SD flash memory cards are convenient for portable data storage and moving data from one computer to another. They are also commonly used in digital cameras to store pictures and to make them easily transportable to computers and printers. Occasionally, you may find that you cannot access the data on a card. This can range from mildly annoying to catastrophic.
Note that there is no guarantee that you can retrieve your data from your card. If the card is physically or electronically damaged, it may not be repairable. But here are some things to try if you can’t access your data from an SD card.
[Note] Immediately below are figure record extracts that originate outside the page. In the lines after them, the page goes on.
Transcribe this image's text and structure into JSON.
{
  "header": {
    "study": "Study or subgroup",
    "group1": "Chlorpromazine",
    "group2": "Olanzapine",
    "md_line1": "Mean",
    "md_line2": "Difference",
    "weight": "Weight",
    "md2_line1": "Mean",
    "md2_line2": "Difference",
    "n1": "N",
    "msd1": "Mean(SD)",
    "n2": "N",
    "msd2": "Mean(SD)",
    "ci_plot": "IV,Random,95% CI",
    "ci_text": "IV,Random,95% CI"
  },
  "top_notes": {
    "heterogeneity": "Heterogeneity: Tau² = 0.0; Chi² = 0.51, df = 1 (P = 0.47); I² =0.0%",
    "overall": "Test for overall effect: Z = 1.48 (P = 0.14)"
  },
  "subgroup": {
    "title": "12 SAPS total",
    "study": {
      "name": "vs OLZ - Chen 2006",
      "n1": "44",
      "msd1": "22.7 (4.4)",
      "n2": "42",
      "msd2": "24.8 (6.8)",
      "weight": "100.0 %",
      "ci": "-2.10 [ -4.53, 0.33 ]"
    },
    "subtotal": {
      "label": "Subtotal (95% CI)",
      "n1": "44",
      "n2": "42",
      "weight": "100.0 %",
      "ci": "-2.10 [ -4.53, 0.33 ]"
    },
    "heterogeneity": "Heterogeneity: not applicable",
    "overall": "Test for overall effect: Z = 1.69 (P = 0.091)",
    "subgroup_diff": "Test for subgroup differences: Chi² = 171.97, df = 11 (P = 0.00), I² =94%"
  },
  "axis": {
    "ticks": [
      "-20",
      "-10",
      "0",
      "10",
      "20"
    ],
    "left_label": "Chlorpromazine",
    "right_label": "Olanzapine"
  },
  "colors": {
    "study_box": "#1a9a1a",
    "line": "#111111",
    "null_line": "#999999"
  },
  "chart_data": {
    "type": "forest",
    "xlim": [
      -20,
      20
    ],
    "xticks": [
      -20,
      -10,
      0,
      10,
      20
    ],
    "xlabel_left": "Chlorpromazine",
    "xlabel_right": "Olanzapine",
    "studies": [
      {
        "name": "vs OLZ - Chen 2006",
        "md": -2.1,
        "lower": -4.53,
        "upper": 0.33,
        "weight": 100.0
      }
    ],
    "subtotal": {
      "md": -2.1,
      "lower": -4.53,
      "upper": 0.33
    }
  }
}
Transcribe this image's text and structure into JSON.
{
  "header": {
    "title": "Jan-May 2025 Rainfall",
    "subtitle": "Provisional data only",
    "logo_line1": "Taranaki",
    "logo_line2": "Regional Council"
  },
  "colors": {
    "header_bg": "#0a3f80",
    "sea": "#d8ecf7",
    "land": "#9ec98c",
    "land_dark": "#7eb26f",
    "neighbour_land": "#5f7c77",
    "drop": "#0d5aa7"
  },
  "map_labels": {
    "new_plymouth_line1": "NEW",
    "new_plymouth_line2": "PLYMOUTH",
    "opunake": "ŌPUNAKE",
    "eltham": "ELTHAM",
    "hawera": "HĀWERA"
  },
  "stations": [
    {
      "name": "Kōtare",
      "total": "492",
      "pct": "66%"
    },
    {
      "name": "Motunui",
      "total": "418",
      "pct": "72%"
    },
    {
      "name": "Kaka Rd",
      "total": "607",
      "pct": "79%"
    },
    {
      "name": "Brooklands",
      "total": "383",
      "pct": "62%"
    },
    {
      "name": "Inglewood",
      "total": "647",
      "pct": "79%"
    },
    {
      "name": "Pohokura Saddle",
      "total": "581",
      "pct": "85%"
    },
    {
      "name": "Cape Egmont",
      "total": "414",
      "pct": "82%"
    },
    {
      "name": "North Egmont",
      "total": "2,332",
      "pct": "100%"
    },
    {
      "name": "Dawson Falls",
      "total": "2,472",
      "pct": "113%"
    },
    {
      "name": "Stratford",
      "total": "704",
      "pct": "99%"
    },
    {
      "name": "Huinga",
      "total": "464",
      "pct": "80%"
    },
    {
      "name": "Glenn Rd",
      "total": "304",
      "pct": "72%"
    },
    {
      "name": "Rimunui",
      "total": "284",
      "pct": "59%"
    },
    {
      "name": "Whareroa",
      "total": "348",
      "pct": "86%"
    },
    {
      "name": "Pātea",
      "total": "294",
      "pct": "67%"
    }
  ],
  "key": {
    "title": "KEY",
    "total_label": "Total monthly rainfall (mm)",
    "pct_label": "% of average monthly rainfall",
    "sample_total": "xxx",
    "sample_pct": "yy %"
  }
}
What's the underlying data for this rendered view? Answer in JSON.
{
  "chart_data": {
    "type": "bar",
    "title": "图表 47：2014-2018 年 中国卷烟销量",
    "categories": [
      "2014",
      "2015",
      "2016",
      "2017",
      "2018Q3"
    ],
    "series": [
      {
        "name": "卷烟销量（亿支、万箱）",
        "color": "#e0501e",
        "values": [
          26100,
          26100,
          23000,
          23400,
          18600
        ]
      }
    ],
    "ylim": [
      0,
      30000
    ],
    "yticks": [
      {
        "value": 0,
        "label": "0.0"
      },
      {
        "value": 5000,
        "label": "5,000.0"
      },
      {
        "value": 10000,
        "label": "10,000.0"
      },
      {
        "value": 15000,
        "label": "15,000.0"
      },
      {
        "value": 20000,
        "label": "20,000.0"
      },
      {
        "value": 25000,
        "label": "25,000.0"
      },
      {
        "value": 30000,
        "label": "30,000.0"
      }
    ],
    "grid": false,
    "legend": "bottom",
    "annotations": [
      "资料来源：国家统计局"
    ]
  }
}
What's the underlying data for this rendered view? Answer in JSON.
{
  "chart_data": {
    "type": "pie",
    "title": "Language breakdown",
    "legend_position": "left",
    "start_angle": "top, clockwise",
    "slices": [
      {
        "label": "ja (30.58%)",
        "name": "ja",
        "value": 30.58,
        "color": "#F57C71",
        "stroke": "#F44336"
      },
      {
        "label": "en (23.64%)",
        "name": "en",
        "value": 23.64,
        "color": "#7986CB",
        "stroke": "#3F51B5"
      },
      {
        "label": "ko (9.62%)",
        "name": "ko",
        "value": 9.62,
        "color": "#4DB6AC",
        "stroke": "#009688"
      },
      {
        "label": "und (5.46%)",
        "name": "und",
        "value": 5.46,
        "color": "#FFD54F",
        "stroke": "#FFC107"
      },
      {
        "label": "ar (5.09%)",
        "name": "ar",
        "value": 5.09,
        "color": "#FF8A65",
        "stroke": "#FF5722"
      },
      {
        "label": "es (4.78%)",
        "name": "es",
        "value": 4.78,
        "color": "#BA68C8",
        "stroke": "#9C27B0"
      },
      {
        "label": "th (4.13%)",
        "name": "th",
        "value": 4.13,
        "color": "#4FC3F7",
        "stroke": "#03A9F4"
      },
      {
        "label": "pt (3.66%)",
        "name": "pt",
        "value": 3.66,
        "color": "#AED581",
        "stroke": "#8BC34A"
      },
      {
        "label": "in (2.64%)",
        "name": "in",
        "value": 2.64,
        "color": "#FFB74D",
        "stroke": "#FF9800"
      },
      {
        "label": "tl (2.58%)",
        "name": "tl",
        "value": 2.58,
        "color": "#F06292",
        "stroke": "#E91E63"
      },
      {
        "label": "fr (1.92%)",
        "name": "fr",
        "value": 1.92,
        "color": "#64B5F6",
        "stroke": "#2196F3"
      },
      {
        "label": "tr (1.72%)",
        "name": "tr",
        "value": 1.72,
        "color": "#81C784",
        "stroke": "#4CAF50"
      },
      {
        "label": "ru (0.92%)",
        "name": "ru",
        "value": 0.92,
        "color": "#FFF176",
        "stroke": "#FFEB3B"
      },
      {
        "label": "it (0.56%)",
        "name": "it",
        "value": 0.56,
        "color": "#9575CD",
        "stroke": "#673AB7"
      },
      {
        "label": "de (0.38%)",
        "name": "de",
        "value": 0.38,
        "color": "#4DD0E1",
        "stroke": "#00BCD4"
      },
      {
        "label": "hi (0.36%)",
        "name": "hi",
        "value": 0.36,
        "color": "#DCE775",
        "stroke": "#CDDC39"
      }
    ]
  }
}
Determine the type of SD card you have. If it is 2GB or less, then it is a standard SD card. If it is 4GB or greater, then it is a high capacity or SDHC card. (There are some 4GB standard SD cards but most are SDHC). An SDHC reader is required to read the high capacity cards since the memory allocation formatting is different. If your data is on an SDHC card, it may be intact but you'll need the SDHC device to read it. Some devices, such as readers and cameras, may have software downloads available to upgrade the device to read the SDHC cards. Go to the device manufacturer's website to determine whether such an upgrade is available.
Insert your SD card into the card reader. If no drive letter is assigned to it, then the computer isn't reading it. In some cases, the reader may be assigned a drive letter but when you click on it you get the message "Please insert disk into drive E:" indicating that it isn't reading the card.Sometimes a particular device may not read an SD card while other devices will. If you don't have another device, ask a friend to try reading your card.
You may find that your computer accesses the card, but won't read the files on it. Try several different files on the card. If some of them read and some don't, then one or more files may be corrupt. There are numerous file recovery programs available; some of them are free. If certain vital parts of the file are corrupted it won't be recoverable. Sometimes scanning the SD card will fix things. It usually won't correct a bad file but it may be worth a try. To do this, locate the card in "My Computer" or Windows Explorer" and right-click on it. From the pop-up menu, click on "Properties." A new window showing a pie chart displays the used and available space on the disk. Select the "Tools" tab, then click on the "Error Checking" button. Click the check box for fixing file system errors and click the "Start" button. The process should only take a few seconds.
In some cases, none of the files can be read. Sometimes the directory will list the file names but the files can't be accessed. In other cases, the file names are garbage characters or they may not show up at all. Right-click on the drive letter and select "Properties." The pie chart will show the used space on the card. If it shows all or almost all free space, then either the files have been deleted or the directory has been erased. In this case, a file recovery or undelete program may help (but don't count on it).
If you card reads okay but you can't save a file, the card may be write protected. On the edge of the card is a small slide switch usually labeled "Lock." If this switch is slid away from the connector end of the card, then it is "locked" or write protected. To save or modify files on the card, the switch must be in the unlocked position or toward the connector end of the card.
If you still can't read or write to the card, your files are probably lost. There are some disk diagnostic tools available, but some of them won't work on memory cards. If you have resigned yourself to the loss of your files, you may still use the card by reformatting it. To do so, right-click on the drive letter and select the format. This will erase everything on the card so be sure you have copied everything you can to another drive. When the card is reformatted the directory structure is recreated so you should now have full access to the card. If the card still won't work, it's time to discard it.